Iron and stainless steel are the two most common materials used for construction of a fire pit burner. These metals are resistant to potential damage caused by heat and they are usually durable enough to withstand weight being placed upon them. Items should not generally be placed on top of the fire pit burner, however, as this may block the holes that allow gas to escape for combustion. Some fire pit burner designs account for this by providing a surface on which objects can be placed without blocking the gas holes.
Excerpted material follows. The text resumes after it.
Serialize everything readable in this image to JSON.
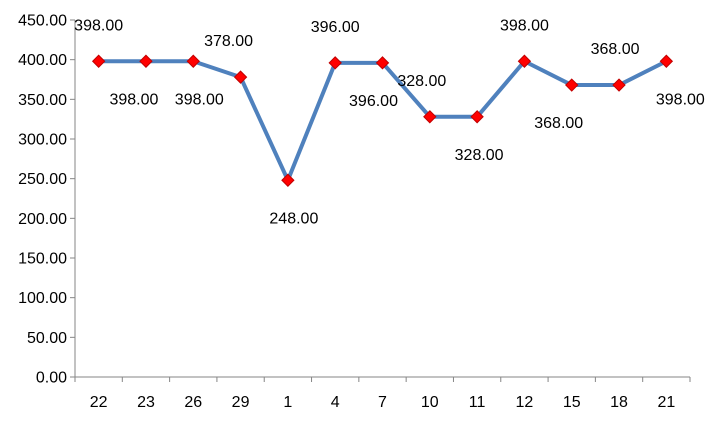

The heat that is produced from a fire pit burner is usually a fairly consistent temperature, and the size of the flame produced by the burner can usually be adjusted very easily. This makes it an ideal choice for outdoor settings with fluctuating temperatures.If aesthetics are important, however, a fire pit burner may not be the best choice, as the flame will have a blue tint at its base where the gas combusts. Burning wood will produce a more natural flame and a more aesthetically pleasing setting, though wood will give off a significant amount of smoke exhaust, potentially making the fire pit experience less convenient and pleasant. A fire pit burner will give off little or no smoke exhaust, though the smell of propane or gas will occasionally escape the burner.
Propane burners are generally cleaner than wood fire pits and require less maintenance. Wood fire pits can accrue ash that will need to be cleaned out of the pit periodically for safety, while propane burners produce no waste by-products, which means no cleaning. The openings of the burner may occasionally become clogged with grit or dirt, but these can be cleaned easily and quickly.